Sex Panther opened sublimely. They got some punters dancing up the front, an ocean of approving nods, and certainly won more than a few hearts. It was enough to tell the crowd steadily streaming in that they had all come to the right place. The Sex Panther girls evoke depth and history from a reasonably fresh vantage, staking their claim on the musical continuum, and despite the fact that I couldn’t really find a riff to hang my hat on I still felt at home in their wet stomping groove.

The fast-growing crowd was drawn to The Fuzz like a moth to a flame, and the band was just as hot. They held the stage like sure-footed mountain goats, with commanding stage posturing and tight naked noise. It sounds like vocalist Abbe May found her inspired style on the bottom of her shoe after a dangerous night out. The band’s strengths lie in beer-soaked dirt rock – a path they don’t stray too far from at all - and you couldn’t imagine a more appropriate act to support the show.

I should confess at this point that when The Fuzz were over I tunnelled my way through the belly of the complex into the Amplifier to catch the first few songs by The Silents, who were playing in support of The Fault. They may have taken twenty minutes fine tuning their set-up – all fiddling with knobs as far as I could tell – but the pay off was evident. However my rock-sensor buzzed and I returned to Capitol, keen to not miss a second of the nights headliner.

If Dallas Crane look like they know what they are doing on a stage, it’s because they know what they are doing on stage, as they should with 10 years’ live experience under their hat. (The hat, it appears, was inherited from Angus Young. I can only assume it came with the record label.)

They opened with a solid rendition of Wrong Party, and song after song was chased off stage by the next beast unleashed on the room. Dallas Crane’s raison d’être is to provide rock solid solid rock. Aside from a scattering of flourishes and extended intros, their live set had a distinct polished record sound. They were proving they could deliver what we all came to see but lacked in my opinion the hook that keeps a fan coming back to show after show. I can’t fault them anything but I’d like to see them take a few more calculated risks and grind that deep dirty rock ‘til it starts shooting sparks.

However, these are men who know how to work an audience. They caressed us with ballads and excited us with anthems. They played older material to satisfy our hunger and new songs to keep us teetering on the edge of stimulation. We followed their leads – cheering, clapping, and belting out choruses. Numb All Over sent a tingling sensation through the crowd, and it seemed too much for anyone to resist a dance.
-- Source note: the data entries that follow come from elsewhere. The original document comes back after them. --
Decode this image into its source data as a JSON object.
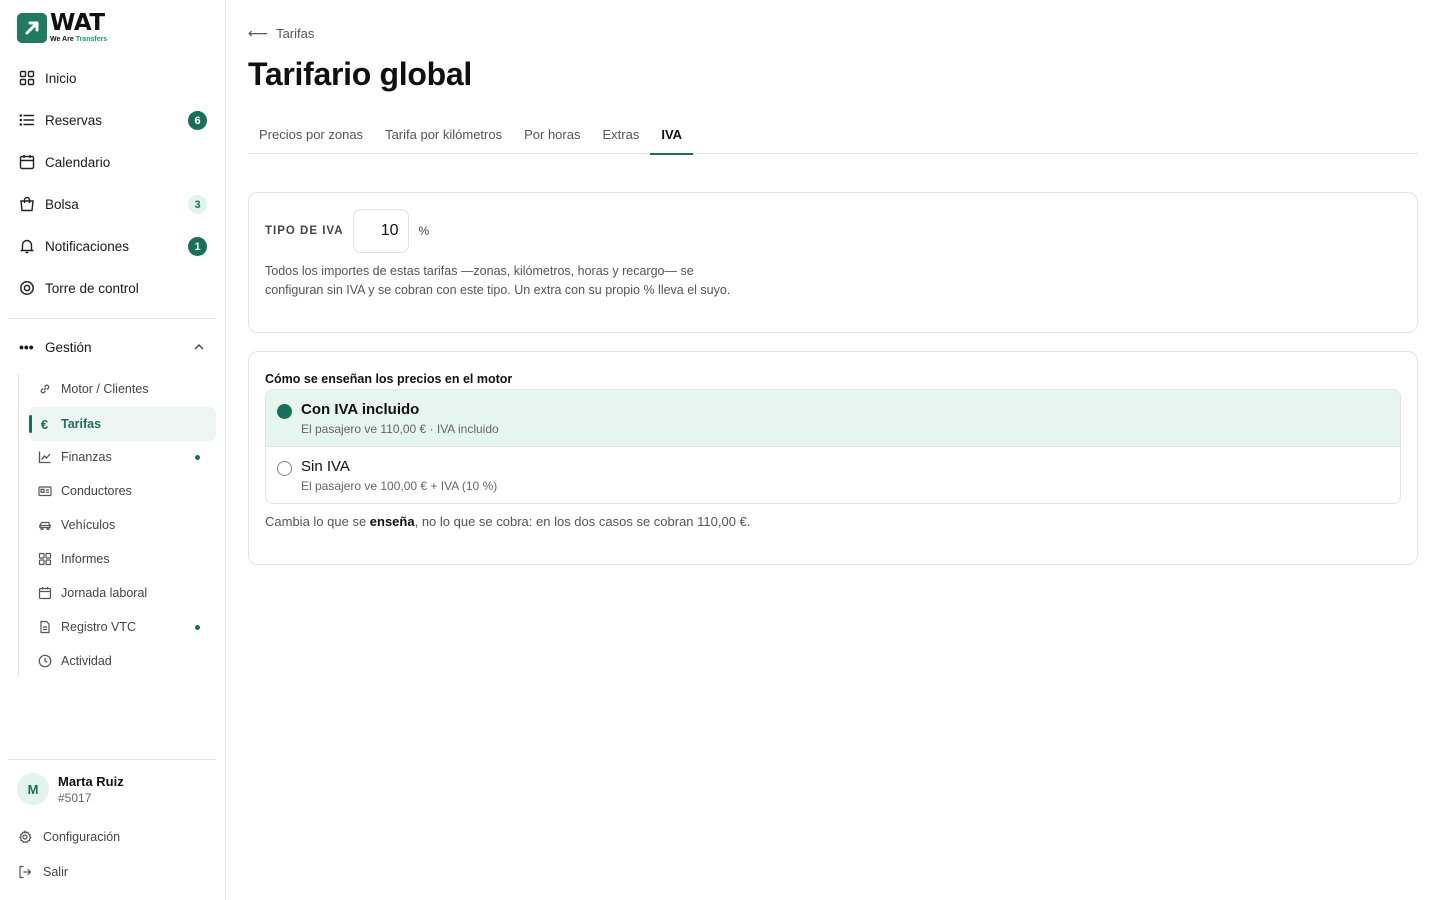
{
  "brand": {
    "word": "WAT",
    "tag_a": "We Are ",
    "tag_b": "Transfers",
    "color": "#1f7a5e"
  },
  "sidebar": {
    "main": [
      {
        "label": "Inicio",
        "icon": "grid-icon"
      },
      {
        "label": "Reservas",
        "icon": "list-icon",
        "badge": "6"
      },
      {
        "label": "Calendario",
        "icon": "calendar-icon"
      },
      {
        "label": "Bolsa",
        "icon": "bag-icon",
        "badge": "3"
      },
      {
        "label": "Notificaciones",
        "icon": "bell-icon",
        "badge": "1"
      },
      {
        "label": "Torre de control",
        "icon": "target-icon"
      }
    ],
    "group": {
      "label": "Gestión",
      "icon": "dots-icon"
    },
    "sub": [
      {
        "label": "Motor / Clientes",
        "icon": "link-icon"
      },
      {
        "label": "Tarifas",
        "icon": "euro-icon",
        "active": true
      },
      {
        "label": "Finanzas",
        "icon": "chart-icon",
        "dot": true
      },
      {
        "label": "Conductores",
        "icon": "id-card-icon"
      },
      {
        "label": "Vehículos",
        "icon": "car-icon"
      },
      {
        "label": "Informes",
        "icon": "grid-icon"
      },
      {
        "label": "Jornada laboral",
        "icon": "calendar-icon"
      },
      {
        "label": "Registro VTC",
        "icon": "document-icon",
        "dot": true
      },
      {
        "label": "Actividad",
        "icon": "clock-icon"
      }
    ],
    "user": {
      "initial": "M",
      "name": "Marta Ruiz",
      "id": "#5017"
    },
    "footer": [
      {
        "label": "Configuración",
        "icon": "gear-icon"
      },
      {
        "label": "Salir",
        "icon": "logout-icon"
      }
    ]
  },
  "main": {
    "back_label": "Tarifas",
    "title": "Tarifario global",
    "tabs": [
      {
        "label": "Precios por zonas"
      },
      {
        "label": "Tarifa por kilómetros"
      },
      {
        "label": "Por horas"
      },
      {
        "label": "Extras"
      },
      {
        "label": "IVA",
        "active": true
      }
    ],
    "iva": {
      "label": "TIPO DE IVA",
      "value": "10",
      "unit": "%",
      "note": "Todos los importes de estas tarifas —zonas, kilómetros, horas y recargo— se configuran sin IVA y se cobran con este tipo. Un extra con su propio % lleva el suyo."
    },
    "display": {
      "title": "Cómo se enseñan los precios en el motor",
      "options": [
        {
          "title": "Con IVA incluido",
          "sub": "El pasajero ve 110,00 € · IVA incluido",
          "selected": true
        },
        {
          "title": "Sin IVA",
          "sub": "El pasajero ve 100,00 € + IVA (10 %)",
          "selected": false
        }
      ],
      "note_a": "Cambia lo que se ",
      "note_bold": "enseña",
      "note_b": ", no lo que se cobra: en los dos casos se cobran 110,00 €."
    }
  },
  "colors": {
    "accent": "#1a6f5b",
    "accent_light": "#e6f5f0",
    "border": "#e3e5e4"
  }
}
The set hit its frenzied climax with current single Curiosity, and I felt relief that we were in a non-smoking venue as I’m sure I wasn’t the only one who felt the urge to light up by the time Dallas Crane left the stage and the place would have burnt to the ground. For an encore, the band returned to an audience in a vortex of over-stimulated delirium for whom it was almost all too much but at the same time never ever enough.

For such a well travelled and experienced band, it is a little disappointing to see them stick so religiously to the tried and true – consolation being they are at the top of the class. They are flying the flag of Aussie pub rock, and they are flying it high. I defy anyone to not salute.